The key difference between traditional posttraumatic stress disorder (PTSD) and betrayal trauma is that the former is historically seen as being caused primarily by fear, whereas betrayal trauma is a response to extreme anger. Fear and anger are the two sides to the fight-or-flight response, and as such are our strongest and most basic psychological emotions.
John Gottman's What Makes Love Last? describes betrayal as "a noxious invader, arriving with great stealth" that undermines seemingly stable romances and lies at the heart of every failing relationship, even if the couple is unaware of it. Gottman computed a betrayal metric by calculating how unwilling each partner was to sacrifice for the other and the relationship. A consistently elevated betrayal metric served as an indicator that the couple was at risk for infidelity or another serious disloyalty. Some types of betrayal in romantic relationships include sexual infidelity, conditional commitment, a nonsexual affair, lying, forming a coalition against the partner, absenteeism or coldness, withdrawal of sexual interest, disrespect, unfairness, selfishness, and breaking promises.
Double cross is a phrase meaning to deceive by double-dealing.

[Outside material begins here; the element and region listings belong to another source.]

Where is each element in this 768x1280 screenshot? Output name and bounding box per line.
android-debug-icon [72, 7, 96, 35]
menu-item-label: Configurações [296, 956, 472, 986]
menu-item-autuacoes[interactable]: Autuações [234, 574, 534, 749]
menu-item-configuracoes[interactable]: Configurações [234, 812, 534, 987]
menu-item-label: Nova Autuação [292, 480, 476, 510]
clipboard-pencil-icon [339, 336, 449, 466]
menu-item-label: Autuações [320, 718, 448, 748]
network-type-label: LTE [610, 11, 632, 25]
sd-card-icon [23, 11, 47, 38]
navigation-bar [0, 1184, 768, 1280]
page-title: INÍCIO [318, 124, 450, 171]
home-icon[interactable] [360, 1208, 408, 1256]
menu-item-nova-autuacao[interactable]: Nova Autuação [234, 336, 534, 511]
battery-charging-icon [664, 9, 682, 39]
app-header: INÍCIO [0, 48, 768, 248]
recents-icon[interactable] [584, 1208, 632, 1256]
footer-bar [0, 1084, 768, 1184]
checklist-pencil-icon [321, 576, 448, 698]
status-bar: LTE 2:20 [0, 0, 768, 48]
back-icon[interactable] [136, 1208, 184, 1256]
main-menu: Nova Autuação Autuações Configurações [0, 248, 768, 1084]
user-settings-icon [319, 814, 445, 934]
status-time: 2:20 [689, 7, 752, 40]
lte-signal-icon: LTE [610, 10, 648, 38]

The phrase originates from the use of the word cross in the sense of foul play: deliberate collusion to cause someone to lose a contest of some kind.
It has also been suggested that the term was inspired by the practice of 18th-century British thief taker and criminal Jonathan Wild, who kept a ledger of his transactions and is said to have placed two crosses by the names of persons who had cheated him in some way. This folk etymology is almost certainly incorrect, but there is documentary evidence that the term did exist in the 19th century.
More recently, the phrase was used to refer to either of two possible situations:
This use has passed into common parlance, so that, for example, in World War II, British Military Intelligence used the Double Cross System to release captured Nazis back to Germany bearing false information.
Betrayal blindness is the unawareness, not-knowing, and forgetting exhibited by people towards betrayal.
The term "betrayal blindness" was introduced in 1996 by Freyd, and expanded in 1999 by Freyd and then again in 2013 by Freyd and Birrell through the Betrayal Trauma Theory. This betrayal blindness may extend to betrayals that are not considered traditional traumas, such as adultery, and inequities. Betrayal blindness is not exclusive to victims. Perpetrators, and witnesses may also display betrayal blindness in order to preserve personal relationships, their relationships with institutions, and social systems upon which they depend.
The term "Institutional Betrayal" refers to wrongdoings perpetrated by an institution upon individuals dependent on that institution. This includes failure to prevent or respond supportively to wrongdoings by individuals (e.g. sexual assault) committed within the context of the institution.